Wednesday, September 08, 2010

Mencoba lepas dari angan-angan

Weekend panjang minggu lalu dengan adanya Labour day, merupakan penderitaan yang tersendiri. Tapi tidak ada yang menyadarinya. Sudah begitu dari dulu, setiap luka hati hanya saya dekap sendiri, menangis sendiri, dan bersikap seolah-olah saya baik-baik saja. Sampai ada yang kaget kalau melihat air mata saya menitik.

Weekend itu air mata saya mengalir meratapi kepedihan hati. Saya sadar saat bercermin dan menyadari gap usia diantara kami dan harus melepas perasaan hangat dan kedekatan di hati ini. Dia lelaki yang memenuhi semua syarat saya, lelaki yang mencintai kemanusiaan, lelaki yang mau meninggalkan kemapanan, lelaki yang tidak gagap teknologi, lelaki yang mudah mengulurkan tangan pada orang lain. Dia mungkin tidak pernah memikirkan saya seperti saya memikirkan dirinya.

Kesendirian dan kesepian di weekend itu mampu menggempur ketegaran diri saya dan nyaris membuat saya menangis di stasiun bis. Dan malam itu sayapun mencoba meneguhkan hati untuk kuat melangkah sendiri seperti biasanya. Dibantu dengan shopping therapy yang sekali lagi membuktikan bahwa hanya perempuan yang kesepianlah yang menghamburkan uang untuk belanja. Saya akui itu, tapi apa daya, dibanding dengan sergapan sepi saya memilih untuk belanja saja. Lagipula barang yang saya beli memang sedang dibutuhkan hanya saja saya tidak peduli dengan harga yang harus saya bayar... hahaha.

Hari kemarin, saya hanya menemukan bukti dirinya ada di sekitar saya, saya melihat ranselnya, helm sepedanya, tapi saya melihat wajahnya. Dan dia tidak menyapa saya hari itu, walau saya mendengar suaranya. Yang bisa saya lakukan hanya menghabiskan waktu dengan memikirkan tugas sekolah, saya datang ke negri ini untuk sekolah dan bukan untuk macam-macam. Sekali lagi saya mengingatkan diri saya supaya ga mikir macam-macam.

Dan pagi ini saya datang agak pagi karena ngejar kelas biostat, dan saat saya akan menyebrang, saya melihat seorang pengendara sepeda yang mirip dia, tapi karena saya tidak memakai kacamata dan jaraknya cukup jauh, saya tidak memberikan senyum atau apapun, takut kesalahan orang aja. Dan lagi saya tidak yakin dengan reaksi yang akan saya dapatkan, bisa saja saya dicuekin. Pengendara sepeda itu sepertinya memandang saya sih, tapi sekali lagi saya ga mau kege-eran.

Selesai dengan kelas biostat, saya jalan nyantai aja, karena kelas berikutnya masih 2 jam lagi.
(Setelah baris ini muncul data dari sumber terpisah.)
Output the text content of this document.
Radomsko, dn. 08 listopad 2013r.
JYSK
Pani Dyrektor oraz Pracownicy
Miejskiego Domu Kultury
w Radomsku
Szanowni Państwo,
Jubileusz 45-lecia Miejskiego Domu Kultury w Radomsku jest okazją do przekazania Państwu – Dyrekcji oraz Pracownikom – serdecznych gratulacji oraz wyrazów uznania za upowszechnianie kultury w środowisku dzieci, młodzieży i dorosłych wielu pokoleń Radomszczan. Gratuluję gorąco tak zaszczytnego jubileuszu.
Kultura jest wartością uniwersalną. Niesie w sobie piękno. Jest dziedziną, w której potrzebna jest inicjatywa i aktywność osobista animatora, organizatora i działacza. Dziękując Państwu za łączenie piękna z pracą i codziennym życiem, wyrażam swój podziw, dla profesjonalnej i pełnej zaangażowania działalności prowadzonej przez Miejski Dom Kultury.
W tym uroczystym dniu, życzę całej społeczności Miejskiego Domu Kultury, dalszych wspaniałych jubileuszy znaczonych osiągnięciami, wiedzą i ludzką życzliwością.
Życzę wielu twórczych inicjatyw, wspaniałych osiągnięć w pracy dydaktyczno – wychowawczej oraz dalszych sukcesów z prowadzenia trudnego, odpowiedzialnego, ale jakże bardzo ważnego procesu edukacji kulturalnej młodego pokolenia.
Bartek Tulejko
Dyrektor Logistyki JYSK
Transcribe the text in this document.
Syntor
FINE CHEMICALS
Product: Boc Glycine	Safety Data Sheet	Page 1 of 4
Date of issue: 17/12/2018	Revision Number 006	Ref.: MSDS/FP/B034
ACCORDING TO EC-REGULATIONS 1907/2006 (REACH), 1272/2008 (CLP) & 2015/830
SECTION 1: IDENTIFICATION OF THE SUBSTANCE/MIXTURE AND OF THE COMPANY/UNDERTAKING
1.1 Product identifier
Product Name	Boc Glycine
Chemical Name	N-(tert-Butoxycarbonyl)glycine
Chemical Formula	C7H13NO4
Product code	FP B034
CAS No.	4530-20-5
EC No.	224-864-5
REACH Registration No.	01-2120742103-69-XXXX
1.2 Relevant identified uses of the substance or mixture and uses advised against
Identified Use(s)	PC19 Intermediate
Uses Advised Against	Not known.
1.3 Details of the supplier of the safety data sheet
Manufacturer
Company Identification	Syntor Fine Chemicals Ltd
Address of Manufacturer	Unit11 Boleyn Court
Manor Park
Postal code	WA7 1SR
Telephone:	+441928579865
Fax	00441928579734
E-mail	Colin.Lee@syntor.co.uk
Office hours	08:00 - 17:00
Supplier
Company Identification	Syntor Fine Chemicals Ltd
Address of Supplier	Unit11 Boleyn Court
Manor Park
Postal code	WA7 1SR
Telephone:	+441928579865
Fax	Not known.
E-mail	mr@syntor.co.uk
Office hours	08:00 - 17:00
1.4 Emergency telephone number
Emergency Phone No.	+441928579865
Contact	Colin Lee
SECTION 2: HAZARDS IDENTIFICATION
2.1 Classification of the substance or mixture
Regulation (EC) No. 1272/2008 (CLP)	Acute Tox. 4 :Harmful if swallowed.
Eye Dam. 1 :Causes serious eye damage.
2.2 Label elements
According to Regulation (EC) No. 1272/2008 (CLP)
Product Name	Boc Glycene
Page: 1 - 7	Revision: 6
Saya kebetulan jalan dengan teman dari afrika, dan lagi nyantai gitu, tiba-tiba ada sepeda nyelonong disamping saya sambil menyapa saya, deket banget dengan pipi saya...  Dan dialah yang melewati saya. Hmm... kaget sungguh. Tapi karena teman saya ngoceh, maka saya hanya melambaikan tangan saja dan tersenyum melihatnya. Dan sesuatu yang hangat menyelinap kedalam hati saya melihat senyumnya. Aah... rupanya hati yang saya coba buang itu masih ada kuncupnya disana.